Nurhak Dağı’nın ve Çevresinin Oluşumu
Nurhak Dağı; yaklaşık 3090 m. yüksekliği ile Türkiye’nin 32., Kahramanmaraş’ın ise en yüksek dağıdır. Nurhak Dağları; Güneydoğu Torosların başlangıç noktasında yer alır. Toroslar, 3. jeolojik zamanda Alpin Orojenezi ile oluşmuştur. Nurhak Dağı’nın yapısına Paleozoyik zamana (570-225 milyon yıl önce) ait şist ve kalkerler egemendir. Sarnıçlarında ve zirvesinde buzullar mevcuttur. Dağın zirvesinde Ali Gölü isimli bir de göl vardır. Dağ, yaz aylarında yaylacılık faaliyetleri için kullanılmaktadır. Nurhak’ın içme ve tarımsal sulama ihtiyacı da Nurhak Dağı’ndan gelen kaynak sularından sağlanmaktadır.
Nurhak’ın Coğrafi Konumu ve Yeryüzü Şekilleri
Nurhak Dağı’nın güney eteklerinde kurulan Nurhak; Akdeniz Bölgesi’nin doğusunda, Doğu Anadolu Bölgesi’nin batısında, Güneydoğu Anadolu Bölgesi’nin kuzeybatısında; yani bu üç bölgenin birleştiği noktada yer alır. İdari sınırlara göre Akdeniz Bölgesi’nin Adana Bölümünde yer alan Nurhak, 37 derece kuzey enlemi ve 37 derece doğu boylamı üzerindedir. Nurhak’ın kuzeyinde Elbistan, güneyinde Çağlayancerit, güneybatısında Onikişubat merkez ilçe, batısında Ekinözü, doğusunda Doğanşehir, güneydoğusunda Gölbaşı ilçesi bulunur. Nurhak’ın yüzölçümü 634 km²dir. Nurhak, etrafı dağlarla çevrili 1500 rakımlı yüksek bir plato üzerine kurulmuştur. İlçe merkezinden geçen Değirmenderesi suyu ilçeyi ikiye bölmektedir. Bu dere aynı zamanda Nurhak Ovası’nı oluşturan alüvyon toprakları da Nurhak Dağı’ndan aşındırarak getirmiştir. Nurhak’ın arazi dağılımının 5000 ha’ı tarım alanı, 15000 ha’ı orman, 33400 ha’ı mera, 10000 ha’ı tarım dışı alandır. Nurhak Dağlarının bir kısmıyla güneyindeki Engizek Dağları ardıç ve meşe ormanlarıyla kaplıdır.

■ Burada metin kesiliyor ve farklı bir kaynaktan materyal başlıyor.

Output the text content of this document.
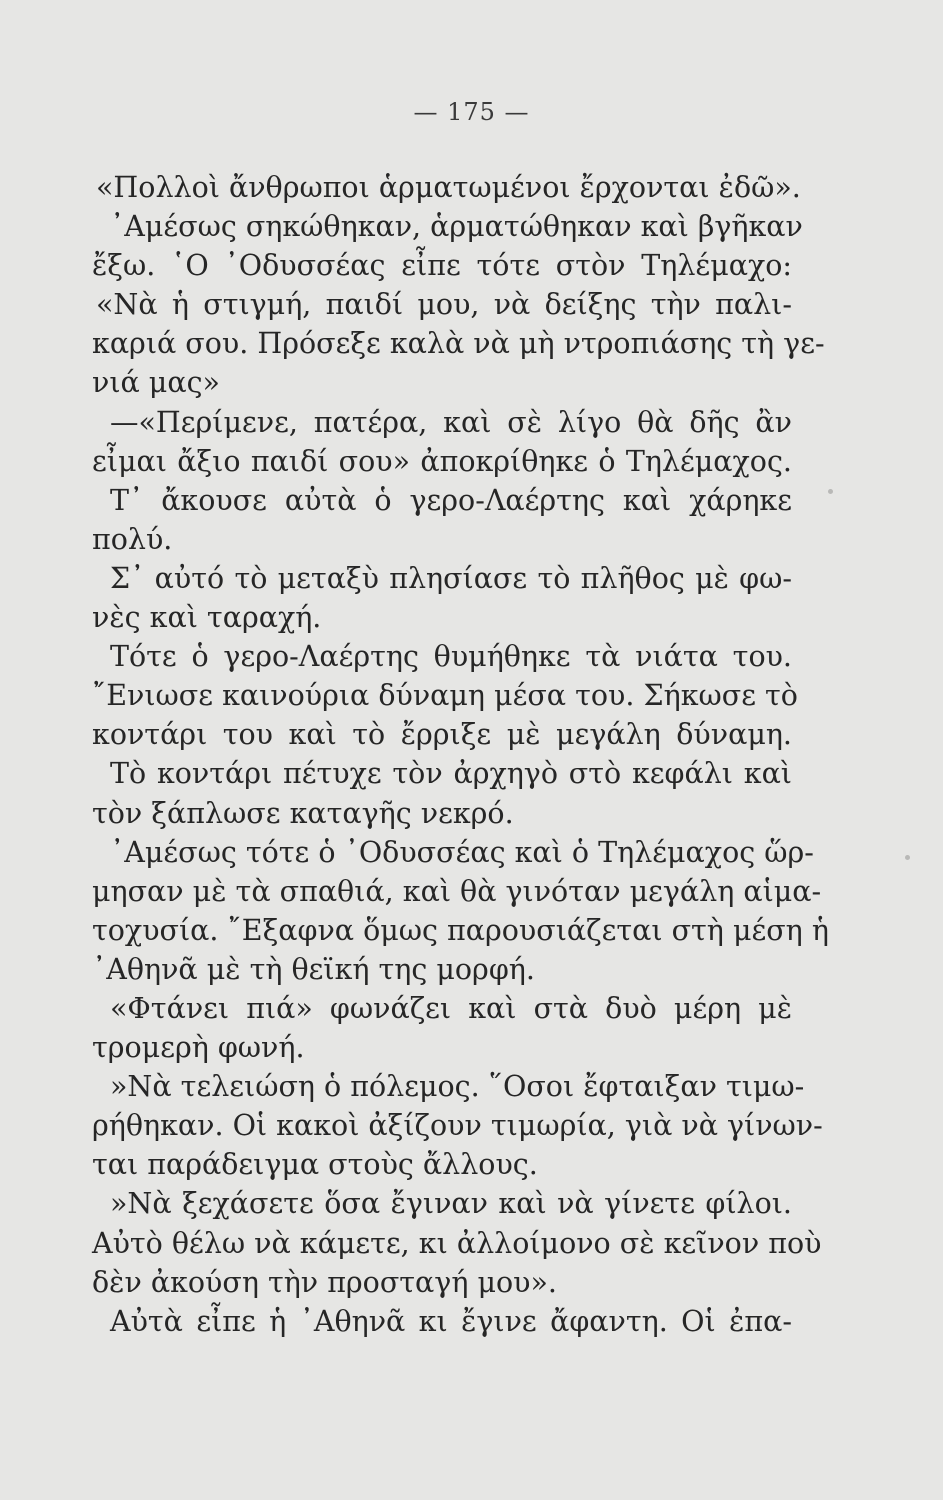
— 175 —
«Πολλοὶ ἄνθρωποι ἁρματωμένοι ἔρχονται ἐδῶ».
᾿Αμέσως σηκώθηκαν, ἁρματώθηκαν καὶ βγῆκαν
ἔξω. ῾Ο ᾿Οδυσσέας εἶπε τότε στὸν Τηλέμαχο:
«Νὰ ἡ στιγμή, παιδί μου, νὰ δείξης τὴν παλι-
καριά σου. Πρόσεξε καλὰ νὰ μὴ ντροπιάσης τὴ γε-
νιά μας»
—«Περίμενε, πατέρα, καὶ σὲ λίγο θὰ δῆς ἂν
εἶμαι ἄξιο παιδί σου» ἀποκρίθηκε ὁ Τηλέμαχος.
Τ᾿ ἄκουσε αὐτὰ ὁ γερο-Λαέρτης καὶ χάρηκε
πολύ.
Σ᾿ αὐτό τὸ μεταξὺ πλησίασε τὸ πλῆθος μὲ φω-
νὲς καὶ ταραχή.
Τότε ὁ γερο-Λαέρτης θυμήθηκε τὰ νιάτα του.
῎Ενιωσε καινούρια δύναμη μέσα του. Σήκωσε τὸ
κοντάρι του καὶ τὸ ἔρριξε μὲ μεγάλη δύναμη.
Τὸ κοντάρι πέτυχε τὸν ἀρχηγὸ στὸ κεφάλι καὶ
τὸν ξάπλωσε καταγῆς νεκρό.
᾿Αμέσως τότε ὁ ᾿Οδυσσέας καὶ ὁ Τηλέμαχος ὥρ-
μησαν μὲ τὰ σπαθιά, καὶ θὰ γινόταν μεγάλη αἱμα-
τοχυσία. ῎Εξαφνα ὅμως παρουσιάζεται στὴ μέση ἡ
᾿Αθηνᾶ μὲ τὴ θεϊκή της μορφή.
«Φτάνει πιά» φωνάζει καὶ στὰ δυὸ μέρη μὲ
τρομερὴ φωνή.
»Νὰ τελειώση ὁ πόλεμος. ῞Οσοι ἔφταιξαν τιμω-
ρήθηκαν. Οἱ κακοὶ ἀξίζουν τιμωρία, γιὰ νὰ γίνων-
ται παράδειγμα στοὺς ἄλλους.
»Νὰ ξεχάσετε ὅσα ἔγιναν καὶ νὰ γίνετε φίλοι.
Αὐτὸ θέλω νὰ κάμετε, κι ἀλλοίμονο σὲ κεῖνον ποὺ
δὲν ἀκούση τὴν προσταγή μου».
Αὐτὰ εἶπε ἡ ᾿Αθηνᾶ κι ἔγινε ἄφαντη. Οἱ ἐπα-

Nurhak’ın Jeopolitik Önemi
Nurhak’ın; İç Anadolu’dan güneye, yani Suriye tarafına geçiş bölgesinde bulunması, Akçaderbent geçidinin Nurhak’ta olmasından ötürü buraya hâkim olmak isteyen büyük devletlerin sürekli burada mücadele ettiğini görürüz. Bundan dolayı da Nurhak’a birçok kale ve han yapılmıştır. Nurhak’tan geçen yollar, Türklerin Anadolu’ya yerleşmesiyle beraber özellikle Selçukların en önemli ticaret ve askeri yolu olmuştur. Nurhak ve çevresinden çıkarılan madenler, sahip olunan önemli su havzası ve akarsular, yaylalar, ormanlar, savunma ve saklanmaya müsait dağlık arazi yapısı, önemli ticaret yolları üzerinde bulunması, önemli merkezlere yakınlık, doğal geçitler ağzında bulunması vb. unsurlar Nurhak ve çevresini cazibe merkezi yapmış, stratejik olarak önemini arttırmıştır.
Nurhak’ın Tarihi
Nurhak’ta, Nurhak ve çevresinin tarihine ışık tutacak çok sayıda yapı bulunmaktadır. Nurhak sınırları içindeki onlarca kale, yerleşim yeri, tümülüs, eski sur, höyük, köprü kalıntısı, değirmen kalıntısı, han, mezarlık, tarihi yol, mağara ve daha başka yapı vardır. Tarih öncesi dönemin ilkel yaşam tarzının en önemli unsurları olan doğal barınaklarda yaşam, avcılık, hayvancılık, tarım gibi hususların kolaylıkla yapılabileceği Nurhak’ın ilk çağlarda ve öncesinde ıssız kaldığını düşünmek mümkün değildir. Ancak Nurhak ve çevresi üzerinde yeterli çalışma yapılmadığı için tarih öncesi dönemlere ilişkin elimizdeki veriler sınırlıdır. Mevcut veriler ve belgeler ışığında Nurhak’ın tarihinin en az 5 bin yıl öncesine dayandığı tespit edilmiştir.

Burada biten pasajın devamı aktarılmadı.